According to Robotics Industry Insights, force and tactile sensors are enabling robots to manipulate objects in less-structured environments with greater accuracy and sensitivity.

Most robots designed for collaborative applications already have built-in force and torque sensing capabilities for safety, especially when working alongside humans. With the exploration of these force and tactile sensors, however, robots are better able to perform dangerous tasks that human workers should avoid.

Soon, thanks to this new sensing technology, robots will actually be able to “feel” what they come in contact with. As the robotics sector continues to innovate, more and more industries will start utilizing these machines than ever before. For instance, the construction industry currently has more than 650,000 employers and over 6 million employees, creating nearly $1 trillion worth of manmade structures each year. Since these powerful robots can now see, feel, and even adapt, they can make it much easier to build all sorts of structures and access otherwise impossible-to-reach areas.
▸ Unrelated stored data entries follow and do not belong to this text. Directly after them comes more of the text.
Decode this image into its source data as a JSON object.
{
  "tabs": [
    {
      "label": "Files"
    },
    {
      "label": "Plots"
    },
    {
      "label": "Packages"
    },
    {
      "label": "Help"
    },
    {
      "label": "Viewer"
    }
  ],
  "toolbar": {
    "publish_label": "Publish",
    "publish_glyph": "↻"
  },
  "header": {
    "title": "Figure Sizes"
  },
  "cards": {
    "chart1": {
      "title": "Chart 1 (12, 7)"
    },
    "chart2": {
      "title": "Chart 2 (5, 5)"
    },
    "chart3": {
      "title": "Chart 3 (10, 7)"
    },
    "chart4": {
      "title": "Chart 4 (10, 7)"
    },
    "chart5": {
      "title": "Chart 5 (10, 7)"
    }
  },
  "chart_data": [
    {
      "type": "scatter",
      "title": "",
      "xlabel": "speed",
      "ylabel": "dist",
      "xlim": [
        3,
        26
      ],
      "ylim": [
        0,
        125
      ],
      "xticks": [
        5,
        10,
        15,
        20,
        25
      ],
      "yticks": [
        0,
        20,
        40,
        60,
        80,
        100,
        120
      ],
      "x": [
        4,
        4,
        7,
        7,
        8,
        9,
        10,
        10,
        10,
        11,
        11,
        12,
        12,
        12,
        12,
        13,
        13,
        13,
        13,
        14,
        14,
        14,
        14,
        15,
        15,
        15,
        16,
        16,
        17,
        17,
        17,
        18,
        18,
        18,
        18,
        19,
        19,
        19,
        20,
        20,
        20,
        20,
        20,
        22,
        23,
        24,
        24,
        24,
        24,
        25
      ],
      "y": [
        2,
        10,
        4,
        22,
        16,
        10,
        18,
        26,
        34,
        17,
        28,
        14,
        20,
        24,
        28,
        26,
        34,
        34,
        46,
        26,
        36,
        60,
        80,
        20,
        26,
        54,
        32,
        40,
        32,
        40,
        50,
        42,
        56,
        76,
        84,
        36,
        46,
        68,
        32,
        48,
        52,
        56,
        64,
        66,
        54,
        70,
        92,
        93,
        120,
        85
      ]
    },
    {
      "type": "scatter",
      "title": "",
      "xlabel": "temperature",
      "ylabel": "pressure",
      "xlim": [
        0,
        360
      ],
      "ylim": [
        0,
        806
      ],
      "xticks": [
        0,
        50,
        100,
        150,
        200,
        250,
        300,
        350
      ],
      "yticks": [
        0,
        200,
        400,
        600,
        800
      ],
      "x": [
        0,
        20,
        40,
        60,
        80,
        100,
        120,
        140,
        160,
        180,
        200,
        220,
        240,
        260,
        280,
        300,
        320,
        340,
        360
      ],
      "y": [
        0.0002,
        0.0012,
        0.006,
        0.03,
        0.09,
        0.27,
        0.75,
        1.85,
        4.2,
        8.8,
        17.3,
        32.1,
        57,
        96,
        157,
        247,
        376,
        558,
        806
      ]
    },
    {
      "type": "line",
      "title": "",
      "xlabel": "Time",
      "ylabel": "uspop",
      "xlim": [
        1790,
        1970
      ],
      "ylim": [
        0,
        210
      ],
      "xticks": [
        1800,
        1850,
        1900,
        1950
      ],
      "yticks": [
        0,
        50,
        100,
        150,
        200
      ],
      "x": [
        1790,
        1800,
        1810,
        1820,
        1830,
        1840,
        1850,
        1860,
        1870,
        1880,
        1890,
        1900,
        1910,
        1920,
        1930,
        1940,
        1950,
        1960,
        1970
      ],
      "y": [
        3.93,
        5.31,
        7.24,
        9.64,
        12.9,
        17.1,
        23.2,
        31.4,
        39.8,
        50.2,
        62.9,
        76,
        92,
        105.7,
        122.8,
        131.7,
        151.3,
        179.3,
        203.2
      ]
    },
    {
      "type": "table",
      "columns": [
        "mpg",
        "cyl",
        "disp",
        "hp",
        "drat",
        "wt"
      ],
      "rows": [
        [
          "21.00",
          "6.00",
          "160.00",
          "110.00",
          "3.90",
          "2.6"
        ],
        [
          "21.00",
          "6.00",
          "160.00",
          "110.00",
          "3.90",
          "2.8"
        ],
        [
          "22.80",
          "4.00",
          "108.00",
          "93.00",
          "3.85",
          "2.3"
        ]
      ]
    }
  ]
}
“There aren’t many major manufacturing facilities in the world where you’re not going to find a vision system,” said Ian Stern, Product Manager of Force and Torque Sensors at ATI Industrial Automation Apex. “That’s where force sensing is headed. As we start to automate jobs that require that sense of touch, force sensing will become as prevalent as vision.”

Vision technology has already broken into the robotics industry, and it seems as though robotic touch sensing will soon follow suit.

Additionally, Robotics and Automation adds that Universal Robots is planning on showcasing its brand-new e-Series collaborative robot for the first time in the United States at the IMTS industrial technology event.

The new e-Series sets a new standard for collaborative robotics, adding in a built-in force and torque sensing capability, as well as innovative safety features and improved precision.

“As manufacturers increasingly embrace cobots (computer-controlled robot devices), we see the need to support even more demanding applications with the greater accuracy and tool integration of the e-Series,” added Stuart Shepherd, regional sales director for Universal Robots’ American region.

Whether it’s a smalltime shop or a large construction organization, the future will likely see many more robots across the commercial sector.

“The global cobot market is the fastest-growing segment of industrial automation,” added Shepherd.